You might be forgiven for thinking that achieving overseas growth as an Australian tech company would be easier now than it’s ever been; English is the lingua franca of the global economy, the tech growth path across borders is fairly well trodden, and the cloud makes geographical borders largely irrelevant for SaaS anyway. So, if your product solves common problems experienced everywhere, then you can easily sell it anywhere, right?
As a tech startup lucky enough to have customers in Germany, the UK, US and Norway, whilst those factors have undoubtedly helped us, growth into Europe, in particular, has come with its own set of requirements. The good news is they have also created their own set of opportunities. But it’s important for SaaS companies like us at SalesPreso to recognise they will find themselves needing to adapt their products and services for their large European clients.
On the whole, the business leaders of our German customers speak enviously great English. Almost all of their internal meetings are in English. While this obviously makes it easy for us to do business with them on the other side of the world, when their sellers interact with their customers using our platform, almost everything switches to German. So internationalisation of our platform and our customers’ content became a significant requirement.
At the time, we just saw this as the cost of winning our first European enterprise customer. However, no sooner had we launched them than an existing Australian and UK customer informed us they were suddenly “really big in Norway”. Their Norwegian content was released shortly thereafter and our multilingual opportunities started growing through a forced requirement of expansion.
The most recent and publicised change requirement, however, has been GDPR compliance. Articles have been written, consultancy firms launched, and European companies panicked over this grand legislative change. We’ve recently gone through the process of making SalesPreso GDPR compliant for our European clients.

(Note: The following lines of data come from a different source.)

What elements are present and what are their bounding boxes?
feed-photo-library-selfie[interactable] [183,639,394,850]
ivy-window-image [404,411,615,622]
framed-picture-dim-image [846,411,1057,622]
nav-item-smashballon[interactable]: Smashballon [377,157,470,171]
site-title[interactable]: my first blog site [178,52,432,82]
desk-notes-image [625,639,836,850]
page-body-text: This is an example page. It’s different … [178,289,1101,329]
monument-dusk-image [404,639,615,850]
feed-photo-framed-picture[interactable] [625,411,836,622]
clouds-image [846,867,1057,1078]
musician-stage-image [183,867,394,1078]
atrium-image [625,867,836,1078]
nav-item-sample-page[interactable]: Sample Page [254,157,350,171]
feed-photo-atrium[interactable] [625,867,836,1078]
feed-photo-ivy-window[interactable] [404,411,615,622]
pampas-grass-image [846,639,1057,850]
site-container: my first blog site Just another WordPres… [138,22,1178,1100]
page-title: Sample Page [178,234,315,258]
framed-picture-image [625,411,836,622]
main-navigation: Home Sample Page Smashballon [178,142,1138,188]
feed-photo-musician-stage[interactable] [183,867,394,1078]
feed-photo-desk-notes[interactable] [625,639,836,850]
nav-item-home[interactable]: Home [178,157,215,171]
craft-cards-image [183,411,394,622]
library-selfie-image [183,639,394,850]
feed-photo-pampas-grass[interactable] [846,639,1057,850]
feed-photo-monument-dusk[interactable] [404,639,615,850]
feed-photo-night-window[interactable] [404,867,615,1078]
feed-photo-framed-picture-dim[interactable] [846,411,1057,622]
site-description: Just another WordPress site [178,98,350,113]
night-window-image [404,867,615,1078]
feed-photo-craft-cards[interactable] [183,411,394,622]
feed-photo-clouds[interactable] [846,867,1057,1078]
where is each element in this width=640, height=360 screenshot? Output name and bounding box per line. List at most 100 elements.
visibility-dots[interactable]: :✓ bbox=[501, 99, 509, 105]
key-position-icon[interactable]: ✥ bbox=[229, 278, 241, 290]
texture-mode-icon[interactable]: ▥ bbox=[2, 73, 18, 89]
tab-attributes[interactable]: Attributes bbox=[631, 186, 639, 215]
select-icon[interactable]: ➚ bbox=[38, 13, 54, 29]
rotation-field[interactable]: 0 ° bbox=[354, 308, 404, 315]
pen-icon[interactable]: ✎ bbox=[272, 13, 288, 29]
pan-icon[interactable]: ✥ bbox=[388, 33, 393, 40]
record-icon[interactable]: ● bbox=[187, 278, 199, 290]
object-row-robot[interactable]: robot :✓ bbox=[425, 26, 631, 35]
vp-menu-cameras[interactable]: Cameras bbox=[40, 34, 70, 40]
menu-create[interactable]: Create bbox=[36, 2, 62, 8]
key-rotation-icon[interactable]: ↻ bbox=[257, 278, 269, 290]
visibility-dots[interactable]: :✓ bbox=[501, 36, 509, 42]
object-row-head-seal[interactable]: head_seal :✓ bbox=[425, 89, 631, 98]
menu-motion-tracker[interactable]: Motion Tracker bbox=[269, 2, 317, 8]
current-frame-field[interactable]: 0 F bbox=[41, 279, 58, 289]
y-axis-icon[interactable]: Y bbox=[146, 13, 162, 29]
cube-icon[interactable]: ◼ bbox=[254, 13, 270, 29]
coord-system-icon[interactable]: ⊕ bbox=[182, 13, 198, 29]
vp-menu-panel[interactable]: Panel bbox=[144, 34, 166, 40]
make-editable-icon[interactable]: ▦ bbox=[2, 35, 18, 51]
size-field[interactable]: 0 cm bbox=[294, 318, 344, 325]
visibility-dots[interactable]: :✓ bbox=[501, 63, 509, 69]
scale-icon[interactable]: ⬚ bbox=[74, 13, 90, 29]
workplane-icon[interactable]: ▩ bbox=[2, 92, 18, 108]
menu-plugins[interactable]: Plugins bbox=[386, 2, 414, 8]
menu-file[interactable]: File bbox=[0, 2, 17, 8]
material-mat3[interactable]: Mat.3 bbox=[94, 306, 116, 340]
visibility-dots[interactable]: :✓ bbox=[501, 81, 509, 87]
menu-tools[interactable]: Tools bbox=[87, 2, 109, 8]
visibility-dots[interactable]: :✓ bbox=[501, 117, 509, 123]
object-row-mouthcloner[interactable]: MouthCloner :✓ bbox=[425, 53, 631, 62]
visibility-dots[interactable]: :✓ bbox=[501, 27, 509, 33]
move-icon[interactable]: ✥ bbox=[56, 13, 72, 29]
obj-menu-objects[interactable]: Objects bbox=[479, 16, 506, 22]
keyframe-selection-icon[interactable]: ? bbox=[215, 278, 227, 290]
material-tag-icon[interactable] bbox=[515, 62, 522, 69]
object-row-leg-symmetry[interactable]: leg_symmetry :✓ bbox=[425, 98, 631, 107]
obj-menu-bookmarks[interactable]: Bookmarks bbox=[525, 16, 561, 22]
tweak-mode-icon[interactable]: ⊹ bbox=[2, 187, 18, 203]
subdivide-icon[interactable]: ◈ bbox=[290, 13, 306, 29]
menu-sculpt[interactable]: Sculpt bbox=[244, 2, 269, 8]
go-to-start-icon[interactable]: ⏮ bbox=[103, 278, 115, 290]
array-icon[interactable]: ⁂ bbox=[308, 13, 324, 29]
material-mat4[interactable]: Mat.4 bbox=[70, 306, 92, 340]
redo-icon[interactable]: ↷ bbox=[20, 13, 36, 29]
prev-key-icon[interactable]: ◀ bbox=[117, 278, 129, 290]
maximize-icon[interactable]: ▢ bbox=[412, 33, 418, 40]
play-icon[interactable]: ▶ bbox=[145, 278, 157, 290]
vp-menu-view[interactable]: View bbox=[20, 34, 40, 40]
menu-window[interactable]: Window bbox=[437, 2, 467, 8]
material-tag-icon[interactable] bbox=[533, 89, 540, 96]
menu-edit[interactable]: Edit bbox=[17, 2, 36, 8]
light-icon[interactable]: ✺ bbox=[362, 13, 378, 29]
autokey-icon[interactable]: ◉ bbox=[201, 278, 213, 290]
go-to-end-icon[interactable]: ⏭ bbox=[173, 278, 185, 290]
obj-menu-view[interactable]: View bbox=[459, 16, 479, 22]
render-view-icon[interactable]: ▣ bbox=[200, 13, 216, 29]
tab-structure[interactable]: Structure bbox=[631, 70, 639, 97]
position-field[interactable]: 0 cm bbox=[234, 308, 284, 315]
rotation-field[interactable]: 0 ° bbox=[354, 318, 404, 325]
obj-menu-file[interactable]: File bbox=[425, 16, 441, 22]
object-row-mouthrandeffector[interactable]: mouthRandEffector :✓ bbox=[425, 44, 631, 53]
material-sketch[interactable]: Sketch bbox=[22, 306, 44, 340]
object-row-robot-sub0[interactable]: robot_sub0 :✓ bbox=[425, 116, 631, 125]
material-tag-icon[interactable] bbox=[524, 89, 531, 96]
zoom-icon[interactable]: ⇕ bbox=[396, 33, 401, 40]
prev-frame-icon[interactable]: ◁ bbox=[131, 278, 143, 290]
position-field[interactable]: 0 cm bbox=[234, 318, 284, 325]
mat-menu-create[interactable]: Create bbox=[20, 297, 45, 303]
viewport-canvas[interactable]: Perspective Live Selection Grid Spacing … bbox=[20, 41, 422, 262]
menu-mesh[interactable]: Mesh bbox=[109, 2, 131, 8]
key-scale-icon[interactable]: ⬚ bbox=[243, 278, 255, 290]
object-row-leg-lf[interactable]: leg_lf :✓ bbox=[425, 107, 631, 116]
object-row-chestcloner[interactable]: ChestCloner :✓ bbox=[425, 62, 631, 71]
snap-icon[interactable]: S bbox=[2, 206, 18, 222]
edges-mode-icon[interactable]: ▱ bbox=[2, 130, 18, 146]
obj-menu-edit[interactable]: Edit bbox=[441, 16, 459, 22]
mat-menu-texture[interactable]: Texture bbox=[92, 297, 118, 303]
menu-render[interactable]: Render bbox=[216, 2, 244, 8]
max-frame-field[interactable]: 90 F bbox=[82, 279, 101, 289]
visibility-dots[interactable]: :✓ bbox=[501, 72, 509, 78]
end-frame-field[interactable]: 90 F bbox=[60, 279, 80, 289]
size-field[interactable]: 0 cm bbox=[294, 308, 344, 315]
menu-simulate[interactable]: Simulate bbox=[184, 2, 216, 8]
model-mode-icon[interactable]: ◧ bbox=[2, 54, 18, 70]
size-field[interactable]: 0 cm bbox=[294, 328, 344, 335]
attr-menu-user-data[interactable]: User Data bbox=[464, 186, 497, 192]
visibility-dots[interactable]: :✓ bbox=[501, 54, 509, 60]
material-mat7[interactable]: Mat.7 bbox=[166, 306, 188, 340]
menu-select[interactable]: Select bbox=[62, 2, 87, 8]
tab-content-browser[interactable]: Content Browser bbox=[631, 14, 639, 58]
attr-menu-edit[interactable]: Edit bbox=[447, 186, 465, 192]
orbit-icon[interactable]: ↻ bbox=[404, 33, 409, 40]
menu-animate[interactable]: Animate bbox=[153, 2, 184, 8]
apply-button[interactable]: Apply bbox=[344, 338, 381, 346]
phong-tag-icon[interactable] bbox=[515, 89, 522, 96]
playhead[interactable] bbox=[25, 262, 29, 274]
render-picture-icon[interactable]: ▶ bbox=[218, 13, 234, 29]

One of our platform’s biggest benefits is its ability to provide deep insights into what best practice looks like by continually analysing what content resonates with customers. So being able to track how our customers’ salespeople and their customers are interacting with the content is critical—and exactly the type of activity that GDPR was designed to regulate.
Whilst the compliance updates were significant, they have actually brought the power of our analytics into sharper focus for our European clients. As a result, they’re now benefitting from more actionable insights, evolving their interactive sales stories and further improving productivity and performance.
By meeting the language requirements of our clients and with other territories sure to follow with their own version of GDPR, we feel our European journey has better prepared us for further overseas growth.